Overlaid on top of this weak data was a budgetary surprise from the newly formed Italian government. Over the past week, stories had been coming out about a compromise budget at or below a 2% deficit which was seen as a positive for both the coalition government and the euro. Today, at nearly the very last minute, the financially conservative part of the coalition caved and a new compromise was reached at a 2.4% budget deficit.
Italian equities and bonds have both been hit today on the budgetary news which has hurt euro sentiment. That, combined with the weak consumer confidence data and an already weakening euro after the Fed announcement, was enough to squeeze out long euro positions which dragged down many other European currencies.
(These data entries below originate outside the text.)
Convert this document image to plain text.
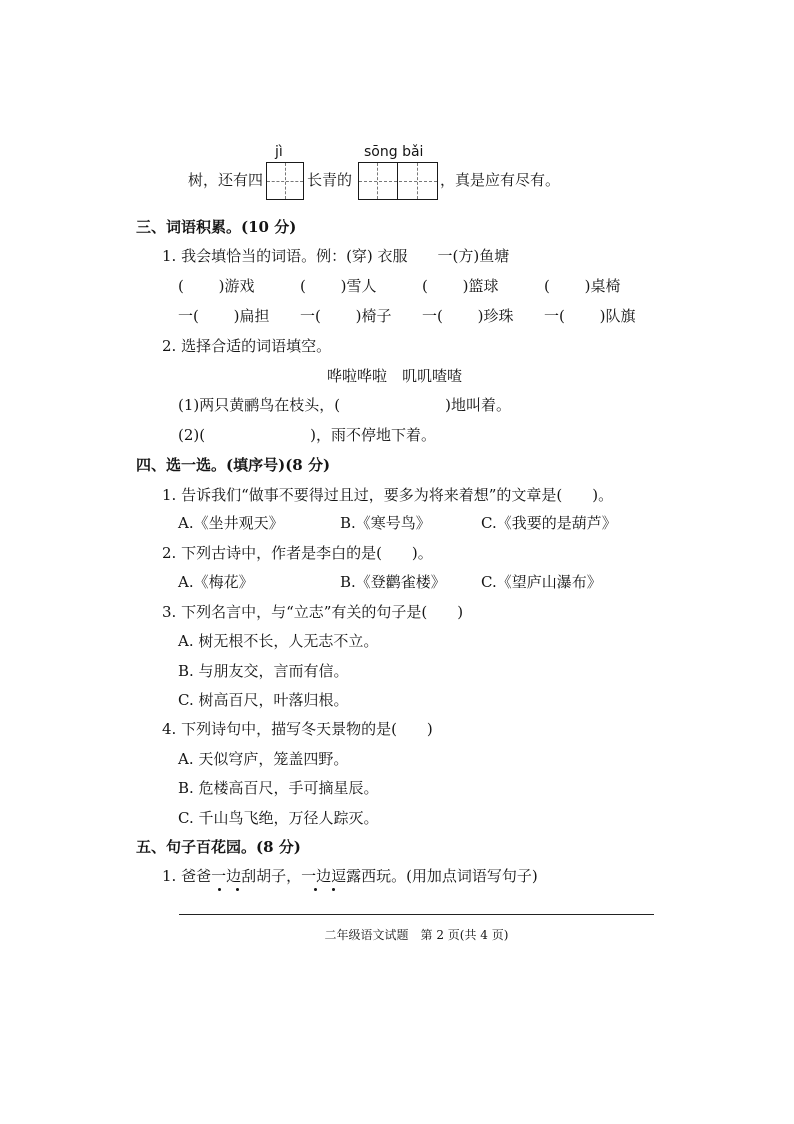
jì	sōng bǎi
树，还有四	长青的	，真是应有尽有。
三、词语积累。(10 分)
1. 我会填恰当的词语。例：(穿) 衣服　　一(方)鱼塘
(　　 )游戏	(　　 )雪人	(　　 )篮球	(　　 )桌椅
一(　　 )扁担 一(　　 )椅子 一(　　 )珍珠 一(　　 )队旗
2. 选择合适的词语填空。
哗啦哗啦　叽叽喳喳
(1)两只黄鹂鸟在枝头，(　　　　　　　)地叫着。
(2)(　　　　　　　)，雨不停地下着。
四、选一选。(填序号)(8 分)
1. 告诉我们“做事不要得过且过，要多为将来着想”的文章是(　　)。
A.《坐井观天》	B.《寒号鸟》	C.《我要的是葫芦》
2. 下列古诗中，作者是李白的是(　　)。
A.《梅花》	B.《登鹳雀楼》 C.《望庐山瀑布》
3. 下列名言中，与“立志”有关的句子是(　　)
A. 树无根不长，人无志不立。
B. 与朋友交，言而有信。
C. 树高百尺，叶落归根。
4. 下列诗句中，描写冬天景物的是(　　)
A. 天似穹庐，笼盖四野。
B. 危楼高百尺，手可摘星辰。
C. 千山鸟飞绝，万径人踪灭。
五、句子百花园。(8 分)
1. 爸爸一边刮胡子，一边逗露西玩。(用加点词语写句子)
二年级语文试题　第 2 页(共 4 页)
That being said, the euro, while weaker today, still remains within the same broad consolidative range over the past month. We continue to expect the foreign exchange market to continue to consolidate and range trade with short cycle movements within that range.
HERE ARE THE KEY NEWS STORIES FROM OVERNIGHT:
New Zealand kept interest rates unchanged at 1.75% as expected. Interest rates have been unchanged since the last rate cut of 25 bps in September 2016.
U.S. Durable Goods orders for August came in much stronger than expected at 4.5% against consensus estimates of 2.0%. Subtracting out the transportation component, durable goods orders only rose 0.1% which was below consensus. In addition, U.S. final GDP for Q2 came in at 4.2%. U.S. interest rates are fractionally higher.